记一次newApiHadoopRdd查询数据不一致问题

现象：

+----------+-------+--------+-----+-----+-----+----+----+------+---------+-------+--------+--------+------------+
|totalCount|January|February|March|April| May|June|July|August|September|October|November|December|totalMileage|
+----------+-------+--------+-----+-----+-----+----+----+------+---------+-------+--------+--------+------------+
| 33808| 0| 0| 0| 0|33798| 0| 0| 0| 0| 0| 0| 0| 79995.0|
+----------+-------+--------+-----+-----+-----+----+----+------+---------+-------+--------+--------+------------+

当前表预分区10个

按照当月数据看，当前测试表中总数量是：33798

hbase的总数量也是：33798

神奇的地方：使用sparkSQL对接hbase查询的数量是：33808

当时的sql语句是：select count(1) from orderData

很神奇，因为通过sql查询后，总数据多了10条

============================================================

原因：

这里设置了hbase SCAN_BATCHSIZE这个值，会设置scan的batchsize。这个设置的文档是这样说的：

Set the maximum number of values to return for each call to next()

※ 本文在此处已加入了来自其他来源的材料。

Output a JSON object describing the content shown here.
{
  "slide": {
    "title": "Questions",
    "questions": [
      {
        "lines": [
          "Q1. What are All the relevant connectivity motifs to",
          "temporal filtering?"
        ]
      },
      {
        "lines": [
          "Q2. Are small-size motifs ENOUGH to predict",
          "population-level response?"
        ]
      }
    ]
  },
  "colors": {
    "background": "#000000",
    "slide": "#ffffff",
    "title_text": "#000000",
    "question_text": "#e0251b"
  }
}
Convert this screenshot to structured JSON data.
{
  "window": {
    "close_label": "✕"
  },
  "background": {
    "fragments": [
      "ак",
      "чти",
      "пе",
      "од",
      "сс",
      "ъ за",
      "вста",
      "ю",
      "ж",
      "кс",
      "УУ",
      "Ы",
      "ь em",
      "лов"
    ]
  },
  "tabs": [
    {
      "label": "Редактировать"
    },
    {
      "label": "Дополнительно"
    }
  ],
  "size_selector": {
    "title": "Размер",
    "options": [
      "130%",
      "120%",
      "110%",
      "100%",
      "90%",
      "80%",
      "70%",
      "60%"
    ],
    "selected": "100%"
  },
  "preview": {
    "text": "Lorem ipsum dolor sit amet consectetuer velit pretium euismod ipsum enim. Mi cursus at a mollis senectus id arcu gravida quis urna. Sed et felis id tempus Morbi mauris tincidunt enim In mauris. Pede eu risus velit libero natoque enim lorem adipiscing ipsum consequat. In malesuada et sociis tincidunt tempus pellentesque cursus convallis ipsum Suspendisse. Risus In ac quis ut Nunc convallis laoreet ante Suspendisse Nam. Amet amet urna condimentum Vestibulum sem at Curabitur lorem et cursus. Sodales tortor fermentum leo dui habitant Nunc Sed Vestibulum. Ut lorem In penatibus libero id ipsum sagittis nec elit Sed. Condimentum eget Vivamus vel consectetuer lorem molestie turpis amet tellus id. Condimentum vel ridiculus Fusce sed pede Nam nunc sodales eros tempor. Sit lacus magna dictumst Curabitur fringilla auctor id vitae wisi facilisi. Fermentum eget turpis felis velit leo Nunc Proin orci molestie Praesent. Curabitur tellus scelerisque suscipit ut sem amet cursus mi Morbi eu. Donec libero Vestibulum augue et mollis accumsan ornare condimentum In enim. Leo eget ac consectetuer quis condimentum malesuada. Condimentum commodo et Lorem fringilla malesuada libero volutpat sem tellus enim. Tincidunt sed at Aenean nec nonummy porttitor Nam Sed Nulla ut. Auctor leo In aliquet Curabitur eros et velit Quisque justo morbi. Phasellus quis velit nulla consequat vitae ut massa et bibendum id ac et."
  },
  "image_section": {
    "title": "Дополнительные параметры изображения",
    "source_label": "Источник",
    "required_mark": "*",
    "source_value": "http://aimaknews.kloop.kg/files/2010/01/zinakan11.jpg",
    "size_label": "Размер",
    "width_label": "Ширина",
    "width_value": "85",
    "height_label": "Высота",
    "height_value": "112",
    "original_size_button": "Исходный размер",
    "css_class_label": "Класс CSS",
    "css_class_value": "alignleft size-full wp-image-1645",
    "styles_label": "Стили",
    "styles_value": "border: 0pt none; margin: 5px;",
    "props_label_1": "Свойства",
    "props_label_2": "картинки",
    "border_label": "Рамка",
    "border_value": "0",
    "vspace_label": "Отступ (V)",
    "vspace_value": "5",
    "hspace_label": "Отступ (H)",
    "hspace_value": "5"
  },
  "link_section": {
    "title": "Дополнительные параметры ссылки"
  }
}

之前一直以为这里是设置一次读取多少行，其实values貌似是读取多少列，并且开启了这个值会导致hbase scan时返回一行的部分结果；

于是将这个设置注释掉，程序即可正常运行

进一步的，我们从hbase端代码看看这个设置。hbase的scan会两个成员变量：

private boolean allowPartialResults = false;
private int batch = -1;

allowPartialResult这个很明显就是会返回部分结果的设置，那么这个batch呢？setBatch()时并不会设置allowPartialResult。但是在Scan的getResultsToAddToCache()函数中，如果batch值大于0，会设置isBatch=true。之后会有这段代码：

// If the caller has indicated in their scan that they are okay with seeing partial results,
// then simply add all results to the list. Note that since scan batching also returns results
// for a row in pieces we treat batch being set as equivalent to allowing partials. The
// implication of treating batching as equivalent to partial results is that it is possible
// the caller will receive a result back where the number of cells in the result is less than
// the batch size even though it may not be the last group of cells for that row.
    if (allowPartials || isBatchSet) {
      addResultsToList(resultsToAddToCache, resultsFromServer, 0,
          (null == resultsFromServer ? 0 : resultsFromServer.length));
      return resultsToAddToCache;
    }

之前错误代码：

TableInputFormat.SCAN_BATCHSIZE

lazy val buildScan = {

    val hbaseConf = HBaseConfiguration.create()
    hbaseConf.set("hbase.zookeeper.quorum", GlobalConfigUtils.hbaseQuorem)
    hbaseConf.set(TableInputFormat.INPUT_TABLE, hbaseTableName)
    hbaseConf.set(TableInputFormat.SCAN_COLUMNS, queryColumns)
    hbaseConf.set(TableInputFormat.SCAN_ROW_START, startRowKey)
    hbaseConf.set(TableInputFormat.SCAN_ROW_STOP, endRowKey)
    hbaseConf.set(TableInputFormat.SCAN_BATCHSIZE , "10000")//TODO 此处导致查询数据不一致
    hbaseConf.set(TableInputFormat.SCAN_CACHEDROWS , "10000")
    hbaseConf.set(TableInputFormat.SHUFFLE_MAPS , "1000")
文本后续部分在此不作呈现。